By mapping our coefficients against the total number of people fully vaccinated, we can see if there is a relation between them across all of the countries we made models for. Ideally, we would see that there is a negative correlation, which would show us that vaccinations had an impact overall. In our visualizations, we do not see any trends which does not mean that vaccinations are not effective, just not as important to our models as other variables. In our case, the AR and MA values are far more important in predicting the next day’s deaths.

Primary Factors Influencing COVID Mortality in Individual Countries

The primary factors we identified which are associated with COVID mortality rate in different countries are as follows: type of lockdown, life expectancy, continent, diabetes prevalence, and percentage of the population who are 65 years of age or older. For more details, please refer to the other slides that make up this website.

Interactions Among Primary Factors & Relative Strength of Models

In order to minimize interactions among the explanatory variables which might influence COVID mortality rate, we decided to use smaller models, each of which focused on one type of variable. We used two separate ANOVA models for our two chosen categorical variables, for example. As another example, we had a model focusing solely on comorbidity factors. Although smaller linear models tend to have smaller R2 values, we found the models to still be moderately strong. These smaller models are also easier to understand because they are appropriately focused.

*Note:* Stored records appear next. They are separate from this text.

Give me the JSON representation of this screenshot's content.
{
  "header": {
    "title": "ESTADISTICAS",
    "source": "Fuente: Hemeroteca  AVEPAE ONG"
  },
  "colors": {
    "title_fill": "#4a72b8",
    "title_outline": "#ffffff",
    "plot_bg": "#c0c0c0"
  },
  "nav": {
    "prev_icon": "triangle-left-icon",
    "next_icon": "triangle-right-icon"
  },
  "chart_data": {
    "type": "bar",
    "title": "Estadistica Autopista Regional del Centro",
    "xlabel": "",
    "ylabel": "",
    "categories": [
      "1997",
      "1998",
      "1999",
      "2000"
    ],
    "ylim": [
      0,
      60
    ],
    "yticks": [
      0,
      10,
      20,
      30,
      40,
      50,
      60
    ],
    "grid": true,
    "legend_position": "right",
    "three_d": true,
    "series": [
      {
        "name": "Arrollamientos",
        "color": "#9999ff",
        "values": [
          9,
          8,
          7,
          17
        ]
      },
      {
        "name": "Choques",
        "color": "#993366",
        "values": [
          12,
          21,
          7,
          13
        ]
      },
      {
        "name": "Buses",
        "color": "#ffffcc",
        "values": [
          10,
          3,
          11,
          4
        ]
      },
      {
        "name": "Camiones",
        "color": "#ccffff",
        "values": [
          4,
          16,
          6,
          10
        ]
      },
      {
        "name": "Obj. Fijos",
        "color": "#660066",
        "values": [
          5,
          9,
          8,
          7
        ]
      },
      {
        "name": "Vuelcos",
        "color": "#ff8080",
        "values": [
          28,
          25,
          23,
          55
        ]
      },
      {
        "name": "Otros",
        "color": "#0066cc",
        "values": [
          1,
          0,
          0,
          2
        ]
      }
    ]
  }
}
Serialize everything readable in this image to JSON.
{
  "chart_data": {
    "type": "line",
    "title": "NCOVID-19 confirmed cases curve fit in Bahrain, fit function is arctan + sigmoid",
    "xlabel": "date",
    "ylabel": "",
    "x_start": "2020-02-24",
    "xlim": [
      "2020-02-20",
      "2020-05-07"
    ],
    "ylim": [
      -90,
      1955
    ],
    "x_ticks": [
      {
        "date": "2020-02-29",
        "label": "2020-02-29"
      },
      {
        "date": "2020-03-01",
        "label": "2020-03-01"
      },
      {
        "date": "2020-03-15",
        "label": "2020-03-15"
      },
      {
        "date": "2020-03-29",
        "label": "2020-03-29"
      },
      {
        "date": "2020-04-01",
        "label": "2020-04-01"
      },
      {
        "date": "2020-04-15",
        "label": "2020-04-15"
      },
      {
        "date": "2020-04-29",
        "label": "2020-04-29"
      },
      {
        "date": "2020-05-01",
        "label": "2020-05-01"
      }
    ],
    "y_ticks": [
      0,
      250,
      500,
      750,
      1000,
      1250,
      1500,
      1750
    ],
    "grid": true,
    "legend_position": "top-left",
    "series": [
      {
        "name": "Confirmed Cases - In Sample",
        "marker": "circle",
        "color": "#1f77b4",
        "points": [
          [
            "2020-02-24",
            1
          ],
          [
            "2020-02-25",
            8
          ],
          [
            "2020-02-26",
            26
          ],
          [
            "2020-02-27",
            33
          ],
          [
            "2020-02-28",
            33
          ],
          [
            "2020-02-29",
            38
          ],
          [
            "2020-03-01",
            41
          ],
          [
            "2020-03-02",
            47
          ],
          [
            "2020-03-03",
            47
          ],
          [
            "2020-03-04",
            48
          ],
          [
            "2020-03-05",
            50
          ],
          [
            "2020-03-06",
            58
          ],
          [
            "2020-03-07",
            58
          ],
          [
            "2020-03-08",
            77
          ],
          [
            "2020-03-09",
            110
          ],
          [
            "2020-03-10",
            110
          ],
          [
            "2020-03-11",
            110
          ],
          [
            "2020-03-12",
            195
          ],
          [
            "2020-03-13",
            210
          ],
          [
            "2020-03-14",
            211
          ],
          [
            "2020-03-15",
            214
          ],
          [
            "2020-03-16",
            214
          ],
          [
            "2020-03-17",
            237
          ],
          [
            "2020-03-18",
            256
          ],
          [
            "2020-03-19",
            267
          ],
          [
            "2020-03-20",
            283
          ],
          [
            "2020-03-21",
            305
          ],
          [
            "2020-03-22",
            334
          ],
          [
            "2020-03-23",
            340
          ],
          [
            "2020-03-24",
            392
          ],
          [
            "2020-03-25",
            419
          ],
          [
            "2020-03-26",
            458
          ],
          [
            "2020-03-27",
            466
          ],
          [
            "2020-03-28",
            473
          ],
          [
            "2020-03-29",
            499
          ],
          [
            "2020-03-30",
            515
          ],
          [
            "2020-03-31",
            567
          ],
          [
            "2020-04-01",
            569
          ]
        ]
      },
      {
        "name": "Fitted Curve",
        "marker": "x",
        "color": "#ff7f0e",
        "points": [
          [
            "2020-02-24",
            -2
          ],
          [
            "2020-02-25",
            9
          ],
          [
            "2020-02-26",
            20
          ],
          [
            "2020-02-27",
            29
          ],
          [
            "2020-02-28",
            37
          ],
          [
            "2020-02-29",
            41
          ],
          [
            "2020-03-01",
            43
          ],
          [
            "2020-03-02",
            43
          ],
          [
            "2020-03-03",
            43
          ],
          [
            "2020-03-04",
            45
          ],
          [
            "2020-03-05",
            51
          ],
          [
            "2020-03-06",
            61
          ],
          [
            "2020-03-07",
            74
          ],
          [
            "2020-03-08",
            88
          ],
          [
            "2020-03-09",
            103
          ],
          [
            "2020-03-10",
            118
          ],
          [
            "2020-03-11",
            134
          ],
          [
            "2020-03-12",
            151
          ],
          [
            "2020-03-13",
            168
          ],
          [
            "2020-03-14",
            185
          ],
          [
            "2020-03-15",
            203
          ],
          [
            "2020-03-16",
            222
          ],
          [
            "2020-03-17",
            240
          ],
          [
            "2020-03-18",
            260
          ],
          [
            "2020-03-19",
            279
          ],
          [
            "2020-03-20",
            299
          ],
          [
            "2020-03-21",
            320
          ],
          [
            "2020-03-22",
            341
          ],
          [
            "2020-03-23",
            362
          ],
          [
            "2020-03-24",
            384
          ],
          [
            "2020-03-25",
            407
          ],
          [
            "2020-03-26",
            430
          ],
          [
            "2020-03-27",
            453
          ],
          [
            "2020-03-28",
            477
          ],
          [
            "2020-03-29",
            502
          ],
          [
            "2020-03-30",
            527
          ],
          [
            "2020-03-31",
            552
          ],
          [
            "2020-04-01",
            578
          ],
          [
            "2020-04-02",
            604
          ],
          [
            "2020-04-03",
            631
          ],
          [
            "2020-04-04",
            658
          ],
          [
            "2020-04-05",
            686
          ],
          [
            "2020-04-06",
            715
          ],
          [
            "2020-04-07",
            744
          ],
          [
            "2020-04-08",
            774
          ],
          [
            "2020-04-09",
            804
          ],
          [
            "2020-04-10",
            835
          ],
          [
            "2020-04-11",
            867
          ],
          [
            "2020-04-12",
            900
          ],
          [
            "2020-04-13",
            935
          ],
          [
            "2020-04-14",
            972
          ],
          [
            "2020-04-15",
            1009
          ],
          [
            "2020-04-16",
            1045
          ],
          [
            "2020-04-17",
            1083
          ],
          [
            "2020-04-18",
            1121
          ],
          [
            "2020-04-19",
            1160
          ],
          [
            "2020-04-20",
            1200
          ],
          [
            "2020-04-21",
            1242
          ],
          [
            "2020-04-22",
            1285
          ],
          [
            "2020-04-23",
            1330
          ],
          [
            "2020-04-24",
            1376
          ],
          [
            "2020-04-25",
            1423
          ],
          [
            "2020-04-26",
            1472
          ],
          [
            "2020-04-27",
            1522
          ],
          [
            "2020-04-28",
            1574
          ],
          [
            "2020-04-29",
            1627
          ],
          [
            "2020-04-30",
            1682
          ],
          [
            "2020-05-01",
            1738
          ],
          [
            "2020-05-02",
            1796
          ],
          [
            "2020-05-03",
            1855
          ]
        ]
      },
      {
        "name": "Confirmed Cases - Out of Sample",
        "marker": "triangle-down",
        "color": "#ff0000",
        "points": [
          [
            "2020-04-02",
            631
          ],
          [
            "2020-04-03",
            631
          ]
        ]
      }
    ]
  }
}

It should be noted that we left certain variables out in our linear models because of their high correlations with other variables. We didn’t use a variable measuring the percentage of the population who are 70 years of age or older because it was highly correlated with the variable measuring the percentage of the population who are 65 years of age or older. We also left out a variable measuring human development index because of its high correlation with life expectancy, the latter variable being a much less complex variable (hence easier to understand).

Prescriptions for Possible Future Pandemics due to Airborne Virus

For many of the primary factors we found which are associated with higher COVID death rates, the countries involved may not be able to do much about them. For example, some countries have older populations, and there is little a country can do in the short term to mitigate that risk factor. However, there are at least two factors we analyzed which may be things countries can change in order to improve the worldwide result of another COVID-like pandemic. These factors are listed on the next two slides.

Diabetes prevalence. This was the only significant factor found in one of our linear models for which countries could undertake changes now in order to lower a future pandemic’s effect on mortality. Countries can promote healthier lifestyles (diet and exercise), and they can try to construct their healthcare systems so as to ensure all of their citizens have the ability to see doctors annually, pay for necessary pharmaceuticals, and so on.

Lockdowns. Our data showed that countries employing a full lockdown had higher mortality rates on average than countries which did not lock down. However, spikes in COVID mortality were mostly due to the appearance of variants, and research has shown that “the emergence of new, more contagious variants is being driven by uncontrolled transmission, not vaccines” (see SciTechDaily article). While individual countries might not be able to control the rise of variants in a COVID-like pandemic, it should be the goal of all countries to present a unified front in taking future pandemics seriously from the start.